Look deep into the mirror and you will understand. The man in the mirror is, of course, Jess Franco directing his newest film from the other side of the mirror (also the title of his essential 1973 psychoanalytic thriller AL OTRO LADO DEL ESPEJO). AL PEREIRA VS THE ALLIGATOR LADIES is not only his most recent visit to his favorite PI, it's also the most anarchic, or as the director has recently indicated, an attempt at a totally free type of cinema. One thing is for sure, it is the work of a totally free man who we have the pleasure of seeing enjoying himself making the very film we are watching.
Opening with Al (Antonio Mayans) thrashing about in bed in the midst of a nightmare. The remainder of the film projects the viewer into his dream state, populated with with whores, crazy nuns, doppelgangers, hangers-on and the director himself as either himself or a director making a very amusing, Surrealist/Dadaist* detective film. If you're looking for a "plot" keep on moving. What we have here is another cyclical, experimental genre busting charade along the delightful lines of EL SEXO ESTA LOCO (1980), another dream journey into the unconscious of Jess Franco, who also appears as a director making the film we are watching.

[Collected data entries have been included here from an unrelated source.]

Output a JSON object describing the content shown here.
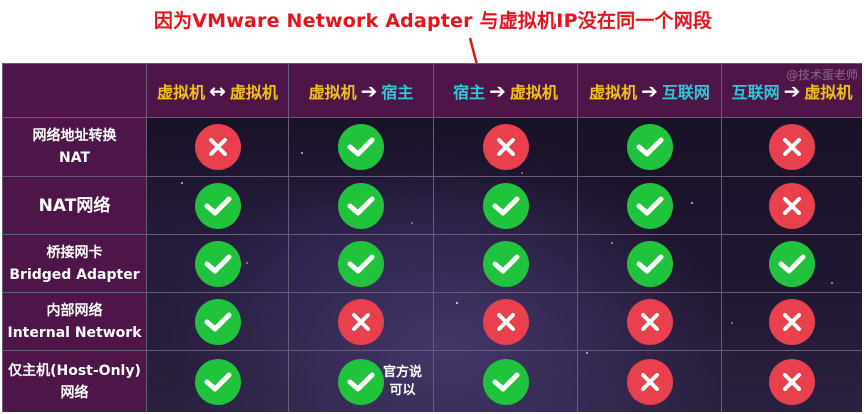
{
  "annotation": {
    "text": "因为VMware Network Adapter 与虚拟机IP没在同一个网段"
  },
  "watermark": "@技术蛋老师",
  "columns": [
    {
      "left": "虚拟机",
      "arrow": "↔",
      "right": "虚拟机",
      "left_color": "yellow",
      "right_color": "yellow"
    },
    {
      "left": "虚拟机",
      "arrow": "➔",
      "right": "宿主",
      "left_color": "yellow",
      "right_color": "cyan"
    },
    {
      "left": "宿主",
      "arrow": "➔",
      "right": "虚拟机",
      "left_color": "cyan",
      "right_color": "yellow"
    },
    {
      "left": "虚拟机",
      "arrow": "➔",
      "right": "互联网",
      "left_color": "yellow",
      "right_color": "cyan"
    },
    {
      "left": "互联网",
      "arrow": "➔",
      "right": "虚拟机",
      "left_color": "cyan",
      "right_color": "yellow"
    }
  ],
  "rows": [
    {
      "line1": "网络地址转换",
      "line2": "NAT",
      "values": [
        "no",
        "yes",
        "no",
        "yes",
        "no"
      ]
    },
    {
      "line1": "NAT网络",
      "line2": "",
      "values": [
        "yes",
        "yes",
        "yes",
        "yes",
        "no"
      ]
    },
    {
      "line1": "桥接网卡",
      "line2": "Bridged Adapter",
      "values": [
        "yes",
        "yes",
        "yes",
        "yes",
        "yes"
      ]
    },
    {
      "line1": "内部网络",
      "line2": "Internal Network",
      "values": [
        "yes",
        "no",
        "no",
        "no",
        "no"
      ]
    },
    {
      "line1": "仅主机(Host-Only)",
      "line2": "网络",
      "values": [
        "yes",
        "yes",
        "yes",
        "no",
        "no"
      ]
    }
  ],
  "note": {
    "line1": "官方说",
    "line2": "可以"
  },
  "colors": {
    "yes": "#21c33c",
    "no": "#e8404d",
    "header_bg": "#4e1548",
    "yellow": "#f2c01d",
    "cyan": "#2fc9d8",
    "annotation": "#e8141b"
  }
}
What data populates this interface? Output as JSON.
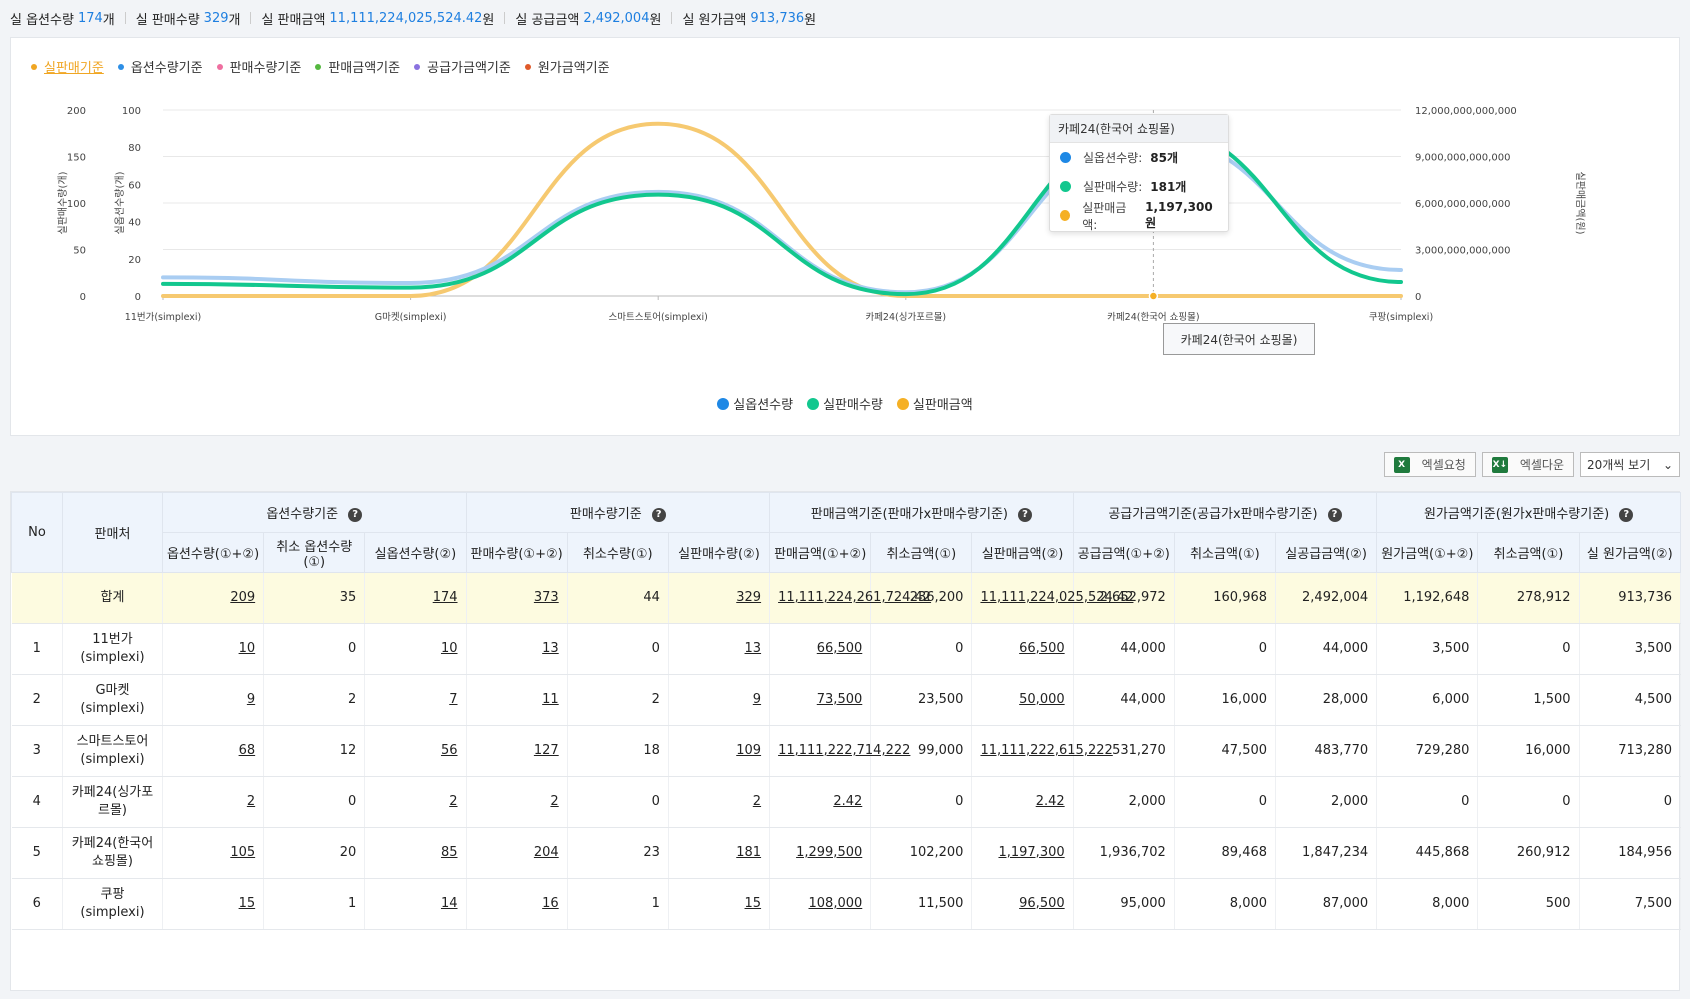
{
  "summary": [
    {
      "label": "실 옵션수량",
      "value": "174",
      "unit": "개"
    },
    {
      "label": "실 판매수량",
      "value": "329",
      "unit": "개"
    },
    {
      "label": "실 판매금액",
      "value": "11,111,224,025,524.42",
      "unit": "원"
    },
    {
      "label": "실 공급금액",
      "value": "2,492,004",
      "unit": "원"
    },
    {
      "label": "실 원가금액",
      "value": "913,736",
      "unit": "원"
    }
  ],
  "legend_top": [
    {
      "label": "실판매기준",
      "color": "#f0a623",
      "active": true
    },
    {
      "label": "옵션수량기준",
      "color": "#2d8fe6"
    },
    {
      "label": "판매수량기준",
      "color": "#ef6fa0"
    },
    {
      "label": "판매금액기준",
      "color": "#55b840"
    },
    {
      "label": "공급가금액기준",
      "color": "#8a72e0"
    },
    {
      "label": "원가금액기준",
      "color": "#e05a2a"
    }
  ],
  "chart_data": {
    "type": "line",
    "categories": [
      "11번가(simplexi)",
      "G마켓(simplexi)",
      "스마트스토어(simplexi)",
      "카페24(싱가포르몰)",
      "카페24(한국어 쇼핑몰)",
      "쿠팡(simplexi)"
    ],
    "series": [
      {
        "name": "실옵션수량",
        "color": "#a9cdf2",
        "values": [
          10,
          7,
          56,
          2,
          85,
          14
        ],
        "axis": "left1"
      },
      {
        "name": "실판매수량",
        "color": "#12c78e",
        "values": [
          13,
          9,
          109,
          2,
          181,
          15
        ],
        "axis": "left2"
      },
      {
        "name": "실판매금액",
        "color": "#f6c970",
        "values": [
          66500,
          50000,
          11111222615222,
          2.42,
          1197300,
          96500
        ],
        "axis": "right"
      }
    ],
    "left1_axis": {
      "label": "실옵션수량(개)",
      "ticks": [
        "0",
        "20",
        "40",
        "60",
        "80",
        "100"
      ],
      "ylim": [
        0,
        100
      ]
    },
    "left2_axis": {
      "label": "실판매수량(개)",
      "ticks": [
        "0",
        "50",
        "100",
        "150",
        "200"
      ],
      "ylim": [
        0,
        200
      ]
    },
    "right_axis": {
      "label": "실판매금액(원)",
      "ticks": [
        "0",
        "3,000,000,000,000",
        "6,000,000,000,000",
        "9,000,000,000,000",
        "12,000,000,000,000"
      ],
      "ylim": [
        0,
        12000000000000
      ]
    },
    "highlight_index": 4
  },
  "tooltip": {
    "title": "카페24(한국어 쇼핑몰)",
    "rows": [
      {
        "label": "실옵션수량:",
        "value": "85개",
        "color": "#1e88e5"
      },
      {
        "label": "실판매수량:",
        "value": "181개",
        "color": "#12c78e"
      },
      {
        "label": "실판매금액:",
        "value": "1,197,300원",
        "color": "#f5b025"
      }
    ]
  },
  "x_highlight_label": "카페24(한국어 쇼핑몰)",
  "legend_bottom": [
    {
      "label": "실옵션수량",
      "color": "#1e88e5"
    },
    {
      "label": "실판매수량",
      "color": "#12c78e"
    },
    {
      "label": "실판매금액",
      "color": "#f5b025"
    }
  ],
  "toolbar": {
    "excel_request": "엑셀요청",
    "excel_down": "엑셀다운",
    "page_size": "20개씩 보기"
  },
  "table": {
    "h_no": "No",
    "h_seller": "판매처",
    "groups": [
      "옵션수량기준",
      "판매수량기준",
      "판매금액기준(판매가x판매수량기준)",
      "공급가금액기준(공급가x판매수량기준)",
      "원가금액기준(원가x판매수량기준)"
    ],
    "sub": [
      "옵션수량(①+②)",
      "취소 옵션수량(①)",
      "실옵션수량(②)",
      "판매수량(①+②)",
      "취소수량(①)",
      "실판매수량(②)",
      "판매금액(①+②)",
      "취소금액(①)",
      "실판매금액(②)",
      "공급금액(①+②)",
      "취소금액(①)",
      "실공급금액(②)",
      "원가금액(①+②)",
      "취소금액(①)",
      "실 원가금액(②)"
    ],
    "total_label": "합계",
    "total": [
      "209",
      "35",
      "174",
      "373",
      "44",
      "329",
      "11,111,224,261,724.42",
      "236,200",
      "11,111,224,025,524.42",
      "2,652,972",
      "160,968",
      "2,492,004",
      "1,192,648",
      "278,912",
      "913,736"
    ],
    "rows": [
      {
        "no": "1",
        "seller": "11번가(simplexi)",
        "v": [
          "10",
          "0",
          "10",
          "13",
          "0",
          "13",
          "66,500",
          "0",
          "66,500",
          "44,000",
          "0",
          "44,000",
          "3,500",
          "0",
          "3,500"
        ]
      },
      {
        "no": "2",
        "seller": "G마켓(simplexi)",
        "v": [
          "9",
          "2",
          "7",
          "11",
          "2",
          "9",
          "73,500",
          "23,500",
          "50,000",
          "44,000",
          "16,000",
          "28,000",
          "6,000",
          "1,500",
          "4,500"
        ]
      },
      {
        "no": "3",
        "seller": "스마트스토어(simplexi)",
        "v": [
          "68",
          "12",
          "56",
          "127",
          "18",
          "109",
          "11,111,222,714,222",
          "99,000",
          "11,111,222,615,222",
          "531,270",
          "47,500",
          "483,770",
          "729,280",
          "16,000",
          "713,280"
        ]
      },
      {
        "no": "4",
        "seller": "카페24(싱가포르몰)",
        "v": [
          "2",
          "0",
          "2",
          "2",
          "0",
          "2",
          "2.42",
          "0",
          "2.42",
          "2,000",
          "0",
          "2,000",
          "0",
          "0",
          "0"
        ]
      },
      {
        "no": "5",
        "seller": "카페24(한국어 쇼핑몰)",
        "v": [
          "105",
          "20",
          "85",
          "204",
          "23",
          "181",
          "1,299,500",
          "102,200",
          "1,197,300",
          "1,936,702",
          "89,468",
          "1,847,234",
          "445,868",
          "260,912",
          "184,956"
        ]
      },
      {
        "no": "6",
        "seller": "쿠팡(simplexi)",
        "v": [
          "15",
          "1",
          "14",
          "16",
          "1",
          "15",
          "108,000",
          "11,500",
          "96,500",
          "95,000",
          "8,000",
          "87,000",
          "8,000",
          "500",
          "7,500"
        ]
      }
    ]
  }
}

The mirror cinema of Douglas Sirk, Jean Cocteau's Orphic Trilogy and Luis Bunuel's THE PHANTOM OF LIBERTY come to mind, but APVTAL is One Million Per Cent Jess Franco! There's a lot of nudity and erotic dancing (Carmen Montes is especially entrancing here as the brunette Alligator Lady), but sex isn't really the point here. Sex is crazy in the sense that it's another state of being, a transcendent activity which brushes aside phenomenological reality. Jess Franco's most personal and memorable works take place in a world which is an imitation of life rather than a replication of it. Whether it's the comic book worlds of LUCKY THE INSCRUTABLE (1967) and LOS BLUES CALLE POP (1983) or the Hollywood Gothic Bis of DRACULA CONTRA FRANKENSTEIN (1971) or the all nude Fumetti Neri antics in THE EROTIC RITES OF FRANKENSTEIN (1972), Franco creates alternate realities and populates them with figures from his own cinema drenched imagination. In APVTAL he is now working almost totally within negative space and even physically inhabits that space. It's a place of pleasure and creativity and where he obviously feels the most empowered and comfortable.
I smiled all the way through AL PEREIRA VS THE ALLIGATOR LADIES. It's a relaxed experiment in pure cinema, personal cinema, no budget cinema. Some might say it's not cinema at all. An anti-masterpiece of anti-cinema.
*Jess Franco scholar Francesco Cesari suggested that the film may be in the Dadaist modality after reading this review.